N.D. Cal.: Civil Standing Order Section C: Artificial Intelligence (AI) and Filings (Case…
Magistrate Judge Peter H. Kang · U.S. District Court for the Northern District of California
Verified April 27, 2026
- Citation
- Civil Standing Order Section C: Artificial Intelligence (AI) and Filings (Cases Assigned to Magistrate Judge Kang)
- Order date
- July 16, 2025
Summary
Any brief or pleading drafted with any AI tool must be identified as such in its title or pleading caption, in a table preceding the body text, or by a separate Notice filed contemporaneously.
What does the order require?
- Any brief or pleading drafted with any AI tool must be identified as such in its title or pleading caption, in a table preceding the body text, or by a separate Notice filed contemporaneously.
- Counsel must maintain records sufficient to identify, if requested by the Court, those portions of the text created or drafted by an AI tool.
- Parties and counsel may not file any briefs, pleadings, materials, other documents, or argument that contain AI-hallucinated citations to law, fictitious or non-existent case or legal citations, or any uncorroboratable assertions of law or fact.
- Failure to confirm accuracy of AI-generated citations is grounds for potential sanctions.
- Scope expressly excludes back-office tools (timekeeping, accounting) and traditional research tools (Lexis, Westlaw, Word, Acrobat); includes generative AI, LLMs, NLP, ML, and neural-network tools used to draft text submitted to court.
Practice areas: federal civil
What the order requires
Magistrate Judge Peter H. Kang’s civil standing order, Section C, is the most comprehensive AI provision among the federal chambers orders surveyed for this tracker.

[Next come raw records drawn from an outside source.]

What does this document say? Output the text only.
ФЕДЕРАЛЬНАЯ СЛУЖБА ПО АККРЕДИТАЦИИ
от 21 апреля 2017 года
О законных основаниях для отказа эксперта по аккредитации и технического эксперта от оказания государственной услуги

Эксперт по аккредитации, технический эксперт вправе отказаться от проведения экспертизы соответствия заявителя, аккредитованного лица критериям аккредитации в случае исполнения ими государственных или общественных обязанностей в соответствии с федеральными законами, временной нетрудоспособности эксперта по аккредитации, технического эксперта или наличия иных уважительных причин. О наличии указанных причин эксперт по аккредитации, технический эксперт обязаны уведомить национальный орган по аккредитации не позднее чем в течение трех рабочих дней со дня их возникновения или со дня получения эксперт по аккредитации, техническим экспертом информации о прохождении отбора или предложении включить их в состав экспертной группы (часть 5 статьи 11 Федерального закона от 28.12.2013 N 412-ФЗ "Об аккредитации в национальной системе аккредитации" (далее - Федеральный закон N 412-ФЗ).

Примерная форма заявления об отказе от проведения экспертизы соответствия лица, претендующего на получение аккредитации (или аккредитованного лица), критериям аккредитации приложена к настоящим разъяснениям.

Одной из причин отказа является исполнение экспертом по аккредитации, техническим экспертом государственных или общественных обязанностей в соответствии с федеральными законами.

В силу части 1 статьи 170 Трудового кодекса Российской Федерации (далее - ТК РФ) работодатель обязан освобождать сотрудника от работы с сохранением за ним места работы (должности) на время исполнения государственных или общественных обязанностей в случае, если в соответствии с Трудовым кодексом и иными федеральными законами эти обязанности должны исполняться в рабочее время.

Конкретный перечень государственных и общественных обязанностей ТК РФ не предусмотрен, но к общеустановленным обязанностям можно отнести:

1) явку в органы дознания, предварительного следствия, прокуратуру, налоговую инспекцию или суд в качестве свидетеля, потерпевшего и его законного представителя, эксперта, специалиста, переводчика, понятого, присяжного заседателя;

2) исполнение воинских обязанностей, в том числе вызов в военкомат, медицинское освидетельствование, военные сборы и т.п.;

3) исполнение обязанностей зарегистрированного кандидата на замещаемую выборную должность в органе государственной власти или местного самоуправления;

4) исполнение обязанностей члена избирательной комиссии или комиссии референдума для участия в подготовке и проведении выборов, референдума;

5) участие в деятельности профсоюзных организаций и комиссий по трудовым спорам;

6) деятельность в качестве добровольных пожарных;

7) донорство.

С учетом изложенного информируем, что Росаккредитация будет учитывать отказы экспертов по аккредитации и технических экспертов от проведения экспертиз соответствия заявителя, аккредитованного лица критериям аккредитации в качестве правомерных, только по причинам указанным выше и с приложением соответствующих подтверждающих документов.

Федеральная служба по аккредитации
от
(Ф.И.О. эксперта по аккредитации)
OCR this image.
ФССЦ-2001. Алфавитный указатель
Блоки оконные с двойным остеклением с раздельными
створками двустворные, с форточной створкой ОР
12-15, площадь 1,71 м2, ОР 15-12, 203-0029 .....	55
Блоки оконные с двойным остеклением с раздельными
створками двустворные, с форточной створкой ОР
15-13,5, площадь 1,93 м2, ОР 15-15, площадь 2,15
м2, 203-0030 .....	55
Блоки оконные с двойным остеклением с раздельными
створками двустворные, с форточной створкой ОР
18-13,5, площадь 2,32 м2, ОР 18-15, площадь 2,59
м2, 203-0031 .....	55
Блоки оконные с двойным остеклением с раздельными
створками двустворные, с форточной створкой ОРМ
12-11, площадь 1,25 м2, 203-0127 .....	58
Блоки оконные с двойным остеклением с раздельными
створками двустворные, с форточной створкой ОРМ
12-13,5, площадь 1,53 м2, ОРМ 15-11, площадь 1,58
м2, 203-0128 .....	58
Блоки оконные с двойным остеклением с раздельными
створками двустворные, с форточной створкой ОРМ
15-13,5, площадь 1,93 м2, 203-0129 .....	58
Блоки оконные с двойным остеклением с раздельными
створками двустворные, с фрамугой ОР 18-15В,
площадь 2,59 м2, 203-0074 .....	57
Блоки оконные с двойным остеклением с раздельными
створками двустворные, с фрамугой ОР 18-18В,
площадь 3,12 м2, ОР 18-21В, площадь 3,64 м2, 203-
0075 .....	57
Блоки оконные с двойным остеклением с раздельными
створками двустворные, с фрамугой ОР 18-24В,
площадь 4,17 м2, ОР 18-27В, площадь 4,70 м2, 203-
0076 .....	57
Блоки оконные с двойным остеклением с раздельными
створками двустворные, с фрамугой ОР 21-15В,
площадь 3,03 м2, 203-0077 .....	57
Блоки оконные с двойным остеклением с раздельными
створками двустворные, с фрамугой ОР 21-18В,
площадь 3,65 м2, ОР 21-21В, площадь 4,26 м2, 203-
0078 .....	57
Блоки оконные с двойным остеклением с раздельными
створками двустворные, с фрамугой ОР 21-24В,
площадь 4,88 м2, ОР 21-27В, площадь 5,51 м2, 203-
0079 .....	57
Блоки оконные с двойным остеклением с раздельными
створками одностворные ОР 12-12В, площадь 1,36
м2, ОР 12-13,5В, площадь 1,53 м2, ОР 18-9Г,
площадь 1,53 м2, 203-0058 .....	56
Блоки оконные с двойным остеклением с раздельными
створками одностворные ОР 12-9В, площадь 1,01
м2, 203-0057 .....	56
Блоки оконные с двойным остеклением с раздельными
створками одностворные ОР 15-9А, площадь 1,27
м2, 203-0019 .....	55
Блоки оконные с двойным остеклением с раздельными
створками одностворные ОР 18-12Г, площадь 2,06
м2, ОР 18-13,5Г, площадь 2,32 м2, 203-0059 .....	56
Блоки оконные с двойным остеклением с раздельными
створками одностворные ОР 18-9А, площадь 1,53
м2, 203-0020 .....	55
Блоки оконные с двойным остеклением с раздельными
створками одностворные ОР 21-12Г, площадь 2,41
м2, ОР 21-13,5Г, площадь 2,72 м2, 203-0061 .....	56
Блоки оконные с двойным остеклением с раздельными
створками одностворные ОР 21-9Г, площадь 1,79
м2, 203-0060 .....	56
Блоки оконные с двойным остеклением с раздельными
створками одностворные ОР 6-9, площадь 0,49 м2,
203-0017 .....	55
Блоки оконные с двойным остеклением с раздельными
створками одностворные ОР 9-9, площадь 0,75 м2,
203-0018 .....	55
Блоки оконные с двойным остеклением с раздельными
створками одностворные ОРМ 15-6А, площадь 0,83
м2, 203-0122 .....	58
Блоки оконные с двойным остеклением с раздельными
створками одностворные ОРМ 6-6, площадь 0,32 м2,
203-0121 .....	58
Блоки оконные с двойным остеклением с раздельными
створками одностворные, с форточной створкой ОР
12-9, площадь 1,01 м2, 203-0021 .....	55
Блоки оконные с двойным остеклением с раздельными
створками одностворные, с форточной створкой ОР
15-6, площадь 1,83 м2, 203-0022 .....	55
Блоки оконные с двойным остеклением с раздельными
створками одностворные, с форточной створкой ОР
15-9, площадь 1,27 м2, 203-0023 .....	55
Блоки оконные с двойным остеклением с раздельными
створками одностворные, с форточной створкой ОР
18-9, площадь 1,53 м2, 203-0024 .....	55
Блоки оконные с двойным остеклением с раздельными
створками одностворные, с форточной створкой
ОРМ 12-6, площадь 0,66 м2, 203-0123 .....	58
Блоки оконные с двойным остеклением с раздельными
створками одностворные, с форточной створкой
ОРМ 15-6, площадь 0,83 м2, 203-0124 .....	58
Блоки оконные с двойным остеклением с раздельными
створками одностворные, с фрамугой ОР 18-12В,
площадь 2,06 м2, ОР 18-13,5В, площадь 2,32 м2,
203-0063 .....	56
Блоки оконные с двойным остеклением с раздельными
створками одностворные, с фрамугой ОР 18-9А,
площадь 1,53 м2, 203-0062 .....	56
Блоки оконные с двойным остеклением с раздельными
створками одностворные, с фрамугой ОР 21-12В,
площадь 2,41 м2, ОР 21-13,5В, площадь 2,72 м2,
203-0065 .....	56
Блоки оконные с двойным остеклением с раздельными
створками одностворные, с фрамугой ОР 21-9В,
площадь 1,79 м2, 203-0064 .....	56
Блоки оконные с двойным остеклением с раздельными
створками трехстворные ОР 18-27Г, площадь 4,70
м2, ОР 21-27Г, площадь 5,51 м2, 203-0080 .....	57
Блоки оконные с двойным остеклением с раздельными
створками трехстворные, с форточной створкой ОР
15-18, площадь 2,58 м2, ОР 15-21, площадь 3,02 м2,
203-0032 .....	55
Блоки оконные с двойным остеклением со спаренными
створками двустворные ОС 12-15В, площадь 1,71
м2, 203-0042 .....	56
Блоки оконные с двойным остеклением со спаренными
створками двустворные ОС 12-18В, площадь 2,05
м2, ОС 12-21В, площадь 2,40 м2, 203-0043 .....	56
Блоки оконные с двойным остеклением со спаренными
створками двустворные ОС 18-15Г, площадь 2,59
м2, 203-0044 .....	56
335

Effective July 16, 2025, it imposes four obligations on counsel using AI to prepare any filing in his cases: (1) caption-level disclosure (in the title, a table preceding the body, or a separate Notice); (2) recordkeeping sufficient to identify which portions of the text were AI-generated; (3) a categorical bar on filings containing hallucinated citations or uncorroboratable factual assertions; and (4) Rule 11-grounded sanctions exposure for failure to verify accuracy.
The scope definition is unusually precise. The order names traditional research tools (Lexis, Westlaw, Word, Acrobat) and back-office tools (timekeeping, accounting) as outside the rule, and brings in generative AI, LLMs, NLP, ML, and neural-network tools used to draft submitted text. It also addresses AI as evidence under a separate procedure.
Practitioner workflow
Cases before Magistrate Judge Kang require the disclosure to appear in the document caption itself or in a contemporaneously filed Notice; appending it to the certificate of service is not sufficient. Firms also need a workflow that captures which sections of a brief were AI-drafted (e.g., AI-tool prompt logs tied to document sections) since the recordkeeping obligation is enforceable on Court request.